Here's a minimal UserOp:

const userOp = {
  sender: mySmartWalletAddress,
  nonce: 0n,
  initCode: "0x", // only needed if wallet doesn't exist yet
  callData: "0x", // the actual transaction
  callGasLimit: 100000n,
  verificationGasLimit: 100000n,
  preVerificationGas: 21000n,
  maxFeePerGas: ethers.parseUnits("10", "gwei"),
  maxPriorityFeePerGas: ethers.parseUnits("2", "gwei"),
  paymasterAndData: "0x", // optional, for gas sponsoring
  signature: "0x", // signed by the wallet owner
};

The paymasterAndData field is where things get interesting. A paymaster is another contract that can sponsor gas costs. Instead of the user paying for gas, the bundler fronts it, and the paymaster reimburses. Gas-free UX without touching the protocol layer.

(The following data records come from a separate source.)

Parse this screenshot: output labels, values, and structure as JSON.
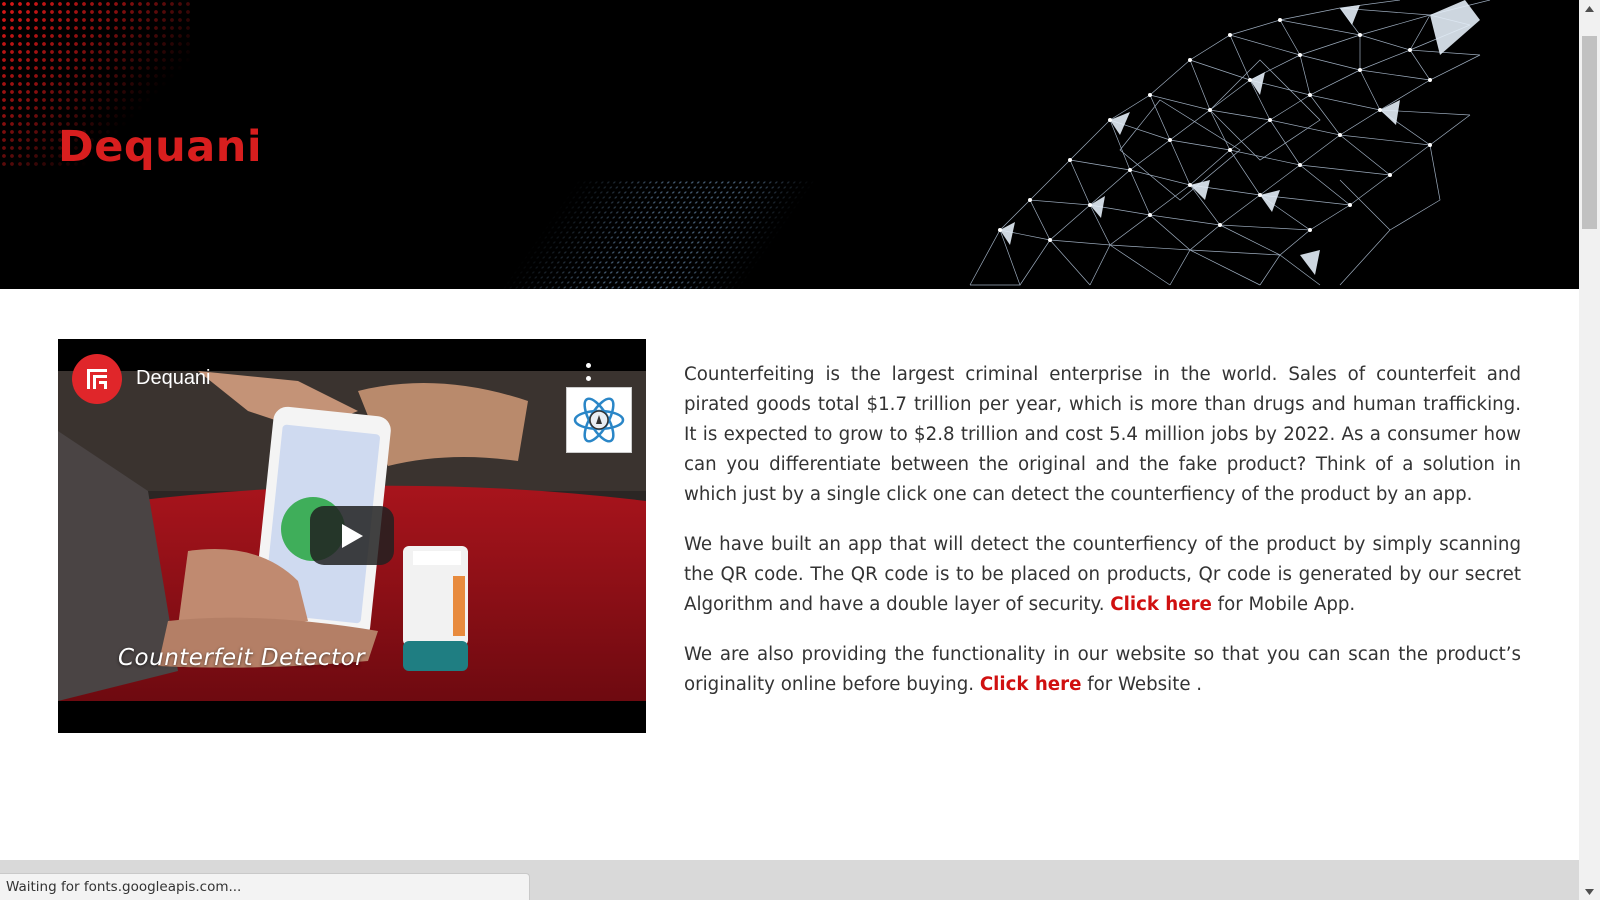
{
  "hero": {
    "title": "Dequani",
    "accent_color": "#d81e1e"
  },
  "video": {
    "channel_name": "Dequani",
    "caption": "Counterfeit Detector",
    "icons": [
      "channel-logo-icon",
      "more-vert-icon",
      "atom-watermark-icon",
      "play-icon"
    ]
  },
  "article": {
    "p1": "Counterfeiting is the largest criminal enterprise in the world. Sales of counterfeit and pirated goods total $1.7 trillion per year, which is more than drugs and human trafficking. It is expected to grow to $2.8 trillion and cost 5.4 million jobs by 2022. As a consumer how can you differentiate between the original and the fake product? Think of a solution in which just by a single click one can detect the counterfiency of the product by an app.",
    "p2_before": "We have built an app that will detect the counterfiency of the product by simply scanning the QR code. The QR code is to be placed on products, Qr code is generated by our secret Algorithm and have a double layer of security. ",
    "p2_link": "Click here",
    "p2_after": " for Mobile App.",
    "p3_before": "We are also providing the functionality in our website so that you can scan the product’s originality online before buying. ",
    "p3_link": "Click here",
    "p3_after": " for Website .",
    "link_color": "#d01010"
  },
  "status_bar": {
    "text": "Waiting for fonts.googleapis.com..."
  },
  "scrollbar": {
    "up_icon": "triangle-up-icon",
    "down_icon": "triangle-down-icon"
  }
}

// IAccount interface that all smart wallets must implement
interface IAccount {
    function validateUserOp(
        UserOperation calldata userOp,
        bytes32 userOpHash,
        uint256 missingAccountFunds
    ) external returns (uint256 validationData);

    function execute(address dest, uint256 value, bytes calldata func) external;
}

Your wallet just implements this. Nothing else needed.

The Bundler's Job (and Why Centralization Matters)

Bundlers listen to the userOp mempool, validate each UserOp without executing it (merkle proofs, signature checks, nonce validation), group UserOps into a handleOps call, and execute the bundle on-chain. The bundler needs to ensure a UserOp is profitable to include. If a user sets maxFeePerGas too low, bundlers reject it. If a paymaster is sketchy and might fail, bundlers reject it. This is fundamentally a private operation, not consensus-based.

Tbh, this is a weak point. Mainnet has very few bundlers (last I checked, maybe 5-10 reliable ones), which creates centralization risk. If bundlers collude or all go down, the network seizes.

Gotchas I've Actually Hit

Nonce ordering is NOT enforced by EntryPoint. Your wallet manages its own nonce. If you send UserOps with nonces [0, 2], EntryPoint might execute them out of order. You have to implement sequential nonce validation in validateUserOp or use the special "key-based" nonce scheme and handle your own ordering. Took me two hours to debug this in staging.

verificationGasLimit is NOT an EVM limit. It's just a value bundlers check. The actual gas your wallet uses can exceed this, and the transaction will fail mid-execution. Bundlers are supposed to reject UserOps that'll fail, but they're not perfect. Test with realistic gas budgets.

Paymaster validation happens twice: once by bundlers (off-chain), once by EntryPoint (on-chain). If the second validation fails, the entire bundle reverts. A single sketchy UserOp kills the whole batch. This is why mainstream paymasters are conservative.

You need initCode to bootstrap. If the wallet doesn't exist, you must provide the factory bytecode plus constructor args. This gets concatenated and called during UserOp validation. First-time UX is noticeably slower because of this extra bytecode.

Cross-chain attacks. If you're using the same signer for multiple chains, replay is theoretically possible unless you include the chainId in your signature. Always include it.

Real-World Example

Look at Alchemy's light account implementation (https://github.com/alchemyplatform/light-account). They've shipped a production ERC-4337 wallet. One thing that stands out: they use OpenZeppelin's Ownable pattern but override it to ensure owner changes go through the execute flow, not directly. Prevents someone from signing a malicious UserOp that changes the owner.

The spec is implemented live on mainnet at 0x5FF137D4b0FDCD49DcA30c7CF57E578a026d2789 (the reference EntryPoint v0.6).

The Real Answer to My Original Question

ERC-4337 doesn't change Ethereum—it works within Ethereum's constraints by treating smart wallets as first-class citizens via contract execution. The account abstraction isn't in the protocol; it's in the social consensus that bundlers and EntryPoint operators agree to a new execution model. It's pragmatic, not elegant, which is probably why it actually shipped.